A: Assuming that all functions are defined properly, the inverse function theorem gives
$$ \frac{dx}{dy} = \frac{1}{\frac{dy}{dx}}$$
Using the quotient rule and the chain rule you get
$$ \frac{d}{dy}\left(\frac{dx}{dy}\right)
=\frac{d}{dy}\left(\frac{1}{\frac{dy}{dx}}\right)

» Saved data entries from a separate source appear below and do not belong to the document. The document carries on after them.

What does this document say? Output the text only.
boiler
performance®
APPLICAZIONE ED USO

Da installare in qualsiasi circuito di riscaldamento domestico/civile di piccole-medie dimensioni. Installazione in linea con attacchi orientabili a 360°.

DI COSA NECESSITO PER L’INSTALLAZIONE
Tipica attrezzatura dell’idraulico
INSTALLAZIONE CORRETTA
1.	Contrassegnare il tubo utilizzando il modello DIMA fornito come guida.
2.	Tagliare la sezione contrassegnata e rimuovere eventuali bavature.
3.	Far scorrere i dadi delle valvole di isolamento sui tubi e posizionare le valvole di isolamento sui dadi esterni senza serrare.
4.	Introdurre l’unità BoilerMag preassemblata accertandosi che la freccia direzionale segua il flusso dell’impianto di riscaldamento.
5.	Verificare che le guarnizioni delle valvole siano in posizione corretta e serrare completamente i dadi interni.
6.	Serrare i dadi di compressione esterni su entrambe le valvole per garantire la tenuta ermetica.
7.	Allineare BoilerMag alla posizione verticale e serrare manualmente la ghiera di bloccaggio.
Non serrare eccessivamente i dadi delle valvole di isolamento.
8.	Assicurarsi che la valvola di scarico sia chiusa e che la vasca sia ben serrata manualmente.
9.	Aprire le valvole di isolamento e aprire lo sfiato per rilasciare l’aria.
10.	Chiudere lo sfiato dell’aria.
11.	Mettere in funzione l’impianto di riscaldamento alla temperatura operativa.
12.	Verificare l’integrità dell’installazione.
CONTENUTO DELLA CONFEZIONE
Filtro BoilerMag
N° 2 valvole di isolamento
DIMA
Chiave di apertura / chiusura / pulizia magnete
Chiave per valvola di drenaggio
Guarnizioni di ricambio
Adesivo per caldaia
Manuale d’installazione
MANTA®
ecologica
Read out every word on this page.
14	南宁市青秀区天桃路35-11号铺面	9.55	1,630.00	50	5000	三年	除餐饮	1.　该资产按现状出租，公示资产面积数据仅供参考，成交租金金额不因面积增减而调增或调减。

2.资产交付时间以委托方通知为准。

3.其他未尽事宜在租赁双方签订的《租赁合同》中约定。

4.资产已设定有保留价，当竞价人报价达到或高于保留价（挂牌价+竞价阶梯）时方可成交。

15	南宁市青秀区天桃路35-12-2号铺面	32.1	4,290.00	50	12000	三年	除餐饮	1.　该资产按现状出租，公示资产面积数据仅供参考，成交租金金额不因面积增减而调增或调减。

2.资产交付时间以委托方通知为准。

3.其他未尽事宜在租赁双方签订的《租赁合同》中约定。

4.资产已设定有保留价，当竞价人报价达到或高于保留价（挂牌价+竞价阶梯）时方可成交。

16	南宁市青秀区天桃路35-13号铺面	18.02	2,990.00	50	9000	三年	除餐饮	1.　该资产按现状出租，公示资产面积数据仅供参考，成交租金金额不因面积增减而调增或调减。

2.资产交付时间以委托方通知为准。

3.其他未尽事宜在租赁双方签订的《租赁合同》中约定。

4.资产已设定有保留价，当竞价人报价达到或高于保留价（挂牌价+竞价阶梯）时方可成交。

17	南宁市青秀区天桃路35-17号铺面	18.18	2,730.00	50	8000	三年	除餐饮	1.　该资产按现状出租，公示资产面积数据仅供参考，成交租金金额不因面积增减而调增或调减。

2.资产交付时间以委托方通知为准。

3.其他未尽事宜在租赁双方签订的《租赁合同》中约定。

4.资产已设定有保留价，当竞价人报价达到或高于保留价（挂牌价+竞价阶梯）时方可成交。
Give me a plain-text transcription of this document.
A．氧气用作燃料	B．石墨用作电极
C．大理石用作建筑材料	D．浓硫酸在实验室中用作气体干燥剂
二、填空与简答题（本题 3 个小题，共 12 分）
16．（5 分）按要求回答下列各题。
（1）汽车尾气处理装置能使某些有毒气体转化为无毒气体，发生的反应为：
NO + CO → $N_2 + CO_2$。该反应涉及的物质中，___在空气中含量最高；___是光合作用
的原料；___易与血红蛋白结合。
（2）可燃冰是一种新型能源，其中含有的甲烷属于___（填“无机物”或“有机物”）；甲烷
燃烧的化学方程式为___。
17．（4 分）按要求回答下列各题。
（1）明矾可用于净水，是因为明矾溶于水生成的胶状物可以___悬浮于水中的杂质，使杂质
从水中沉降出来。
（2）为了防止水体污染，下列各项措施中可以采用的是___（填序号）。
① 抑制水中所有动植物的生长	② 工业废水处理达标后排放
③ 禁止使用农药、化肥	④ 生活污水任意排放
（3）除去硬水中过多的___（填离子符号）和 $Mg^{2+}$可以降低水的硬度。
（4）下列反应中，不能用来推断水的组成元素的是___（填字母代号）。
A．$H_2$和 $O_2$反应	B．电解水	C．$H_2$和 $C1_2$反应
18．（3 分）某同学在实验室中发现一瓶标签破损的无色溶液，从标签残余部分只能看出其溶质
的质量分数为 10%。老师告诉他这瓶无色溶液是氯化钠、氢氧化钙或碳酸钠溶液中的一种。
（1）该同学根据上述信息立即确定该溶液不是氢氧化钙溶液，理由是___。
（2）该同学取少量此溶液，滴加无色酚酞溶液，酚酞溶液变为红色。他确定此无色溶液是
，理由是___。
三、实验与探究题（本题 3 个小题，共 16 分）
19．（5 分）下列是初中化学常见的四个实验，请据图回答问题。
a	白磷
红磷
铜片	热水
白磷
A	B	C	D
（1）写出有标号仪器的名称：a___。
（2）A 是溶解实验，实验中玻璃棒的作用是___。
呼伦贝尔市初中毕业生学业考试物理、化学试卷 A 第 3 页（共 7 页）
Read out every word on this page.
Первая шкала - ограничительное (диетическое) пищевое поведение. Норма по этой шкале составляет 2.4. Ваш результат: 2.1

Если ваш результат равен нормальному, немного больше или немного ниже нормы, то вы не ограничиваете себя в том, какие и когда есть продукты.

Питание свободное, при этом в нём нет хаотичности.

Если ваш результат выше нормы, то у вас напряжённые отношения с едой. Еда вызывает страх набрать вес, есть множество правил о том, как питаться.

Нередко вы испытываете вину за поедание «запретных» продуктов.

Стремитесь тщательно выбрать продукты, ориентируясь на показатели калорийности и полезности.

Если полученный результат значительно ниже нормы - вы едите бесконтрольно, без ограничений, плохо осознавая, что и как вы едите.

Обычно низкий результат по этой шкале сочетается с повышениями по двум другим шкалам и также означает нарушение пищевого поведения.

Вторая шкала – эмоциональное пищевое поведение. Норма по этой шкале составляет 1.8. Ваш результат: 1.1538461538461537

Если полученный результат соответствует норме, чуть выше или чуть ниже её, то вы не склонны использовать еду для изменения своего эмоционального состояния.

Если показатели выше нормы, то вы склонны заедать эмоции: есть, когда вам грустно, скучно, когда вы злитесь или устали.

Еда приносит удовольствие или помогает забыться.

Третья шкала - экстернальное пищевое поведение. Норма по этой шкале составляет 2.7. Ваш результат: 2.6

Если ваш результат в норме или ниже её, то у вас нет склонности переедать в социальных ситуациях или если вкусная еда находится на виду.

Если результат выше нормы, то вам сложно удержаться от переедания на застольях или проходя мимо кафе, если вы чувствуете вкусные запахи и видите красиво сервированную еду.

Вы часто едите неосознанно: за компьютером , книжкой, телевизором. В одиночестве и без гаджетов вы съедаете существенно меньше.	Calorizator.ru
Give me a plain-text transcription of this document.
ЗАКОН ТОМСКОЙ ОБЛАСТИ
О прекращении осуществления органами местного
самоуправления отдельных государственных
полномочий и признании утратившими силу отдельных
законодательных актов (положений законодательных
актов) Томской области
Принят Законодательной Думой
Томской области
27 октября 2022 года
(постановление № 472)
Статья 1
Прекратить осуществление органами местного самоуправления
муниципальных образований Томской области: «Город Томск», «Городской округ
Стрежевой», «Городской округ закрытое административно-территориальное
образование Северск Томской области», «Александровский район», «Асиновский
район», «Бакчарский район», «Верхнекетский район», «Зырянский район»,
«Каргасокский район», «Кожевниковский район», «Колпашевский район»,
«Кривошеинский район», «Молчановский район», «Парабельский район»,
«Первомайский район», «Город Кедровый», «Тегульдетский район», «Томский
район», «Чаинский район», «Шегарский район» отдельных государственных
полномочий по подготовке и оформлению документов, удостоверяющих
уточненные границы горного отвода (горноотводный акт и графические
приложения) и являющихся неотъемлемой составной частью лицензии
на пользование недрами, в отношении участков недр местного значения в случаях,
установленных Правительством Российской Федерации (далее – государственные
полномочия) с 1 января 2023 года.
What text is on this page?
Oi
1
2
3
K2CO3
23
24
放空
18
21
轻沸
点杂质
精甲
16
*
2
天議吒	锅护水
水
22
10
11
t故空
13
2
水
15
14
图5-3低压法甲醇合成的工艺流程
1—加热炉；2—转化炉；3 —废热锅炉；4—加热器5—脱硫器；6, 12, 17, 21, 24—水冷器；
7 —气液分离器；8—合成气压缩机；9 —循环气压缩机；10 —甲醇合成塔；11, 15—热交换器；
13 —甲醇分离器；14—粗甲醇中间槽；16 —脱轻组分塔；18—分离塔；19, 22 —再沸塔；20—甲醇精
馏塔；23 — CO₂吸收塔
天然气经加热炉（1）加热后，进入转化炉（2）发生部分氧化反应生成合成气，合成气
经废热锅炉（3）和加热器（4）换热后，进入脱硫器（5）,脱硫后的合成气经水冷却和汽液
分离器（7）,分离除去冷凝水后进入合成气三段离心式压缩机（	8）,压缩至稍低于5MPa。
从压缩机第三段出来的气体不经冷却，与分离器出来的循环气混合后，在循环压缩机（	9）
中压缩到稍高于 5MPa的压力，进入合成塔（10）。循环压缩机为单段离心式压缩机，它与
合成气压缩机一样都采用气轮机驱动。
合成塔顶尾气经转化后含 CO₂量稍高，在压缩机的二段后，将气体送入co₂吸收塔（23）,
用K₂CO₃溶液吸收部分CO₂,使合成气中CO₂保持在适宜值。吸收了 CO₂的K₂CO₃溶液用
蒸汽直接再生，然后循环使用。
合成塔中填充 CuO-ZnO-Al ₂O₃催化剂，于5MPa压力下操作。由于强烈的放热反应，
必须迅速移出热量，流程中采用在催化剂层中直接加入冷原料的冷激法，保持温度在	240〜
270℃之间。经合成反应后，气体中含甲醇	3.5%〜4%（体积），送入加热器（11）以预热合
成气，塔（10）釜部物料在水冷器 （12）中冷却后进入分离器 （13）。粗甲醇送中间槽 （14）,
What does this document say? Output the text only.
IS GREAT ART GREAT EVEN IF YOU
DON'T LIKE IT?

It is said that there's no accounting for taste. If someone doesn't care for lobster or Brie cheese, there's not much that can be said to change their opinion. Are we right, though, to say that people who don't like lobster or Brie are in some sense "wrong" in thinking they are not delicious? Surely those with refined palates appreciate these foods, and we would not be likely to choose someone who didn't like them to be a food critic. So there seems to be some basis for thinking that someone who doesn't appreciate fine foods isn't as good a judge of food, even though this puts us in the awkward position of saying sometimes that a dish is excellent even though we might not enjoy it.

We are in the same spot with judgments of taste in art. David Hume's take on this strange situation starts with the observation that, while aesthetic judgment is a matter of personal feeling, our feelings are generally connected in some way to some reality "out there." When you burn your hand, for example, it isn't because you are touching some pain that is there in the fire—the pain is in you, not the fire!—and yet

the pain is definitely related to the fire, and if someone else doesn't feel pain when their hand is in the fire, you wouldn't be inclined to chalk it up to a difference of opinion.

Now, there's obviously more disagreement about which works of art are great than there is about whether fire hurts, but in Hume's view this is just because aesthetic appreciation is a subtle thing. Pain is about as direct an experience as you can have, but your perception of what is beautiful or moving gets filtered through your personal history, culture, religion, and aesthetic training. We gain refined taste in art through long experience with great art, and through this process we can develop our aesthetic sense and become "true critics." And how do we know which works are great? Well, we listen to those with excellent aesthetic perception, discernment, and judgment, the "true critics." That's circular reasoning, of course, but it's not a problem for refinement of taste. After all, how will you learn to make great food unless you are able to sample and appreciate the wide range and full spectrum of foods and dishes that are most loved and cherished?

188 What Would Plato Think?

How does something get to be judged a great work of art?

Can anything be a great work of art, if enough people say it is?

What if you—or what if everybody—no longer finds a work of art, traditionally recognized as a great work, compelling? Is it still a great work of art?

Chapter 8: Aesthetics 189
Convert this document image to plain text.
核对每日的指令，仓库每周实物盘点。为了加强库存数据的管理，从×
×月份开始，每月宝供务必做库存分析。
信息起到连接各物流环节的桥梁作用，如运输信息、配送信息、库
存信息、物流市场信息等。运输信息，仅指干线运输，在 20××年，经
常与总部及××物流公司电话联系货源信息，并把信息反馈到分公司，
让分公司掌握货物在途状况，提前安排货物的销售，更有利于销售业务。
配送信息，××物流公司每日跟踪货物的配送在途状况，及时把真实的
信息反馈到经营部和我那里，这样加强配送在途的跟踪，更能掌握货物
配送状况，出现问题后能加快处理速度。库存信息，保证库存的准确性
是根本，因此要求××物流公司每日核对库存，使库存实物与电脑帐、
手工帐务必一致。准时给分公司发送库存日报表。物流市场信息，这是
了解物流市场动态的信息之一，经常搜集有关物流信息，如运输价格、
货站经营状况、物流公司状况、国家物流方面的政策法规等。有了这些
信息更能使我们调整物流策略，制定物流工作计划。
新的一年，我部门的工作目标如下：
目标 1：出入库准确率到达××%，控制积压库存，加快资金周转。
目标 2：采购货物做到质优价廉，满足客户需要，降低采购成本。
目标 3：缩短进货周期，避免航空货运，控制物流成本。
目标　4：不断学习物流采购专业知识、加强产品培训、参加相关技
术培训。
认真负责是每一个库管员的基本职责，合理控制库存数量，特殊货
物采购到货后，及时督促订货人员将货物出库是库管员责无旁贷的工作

=\frac{d}{dx}\left(\frac{1}{\frac{dy}{dx}}\right)\times \frac{dx}{dy}\\
= \frac{-\frac{d 1}{dx}\times \frac{dy}{dx}-1\times\frac{d^2 y}{dx^2}}{\left({\frac{dy}{dx}}\right)^2}\times\frac{dx}{dy}
= \frac{-\frac{d^2 y}{dx^2}}{\left({\frac{dy}{dx}}\right)^2}\times\frac{dx}{dy}
= \frac{-\frac{d^2 y}{dx^2}}{\left({\frac{dy}{dx}}\right)^2}\times\frac{1}{\frac{dy}{dx}}
= -\frac{\frac{d^2 y}{dx^2}}{\left({\frac{dy}{dx}}\right)^3}$$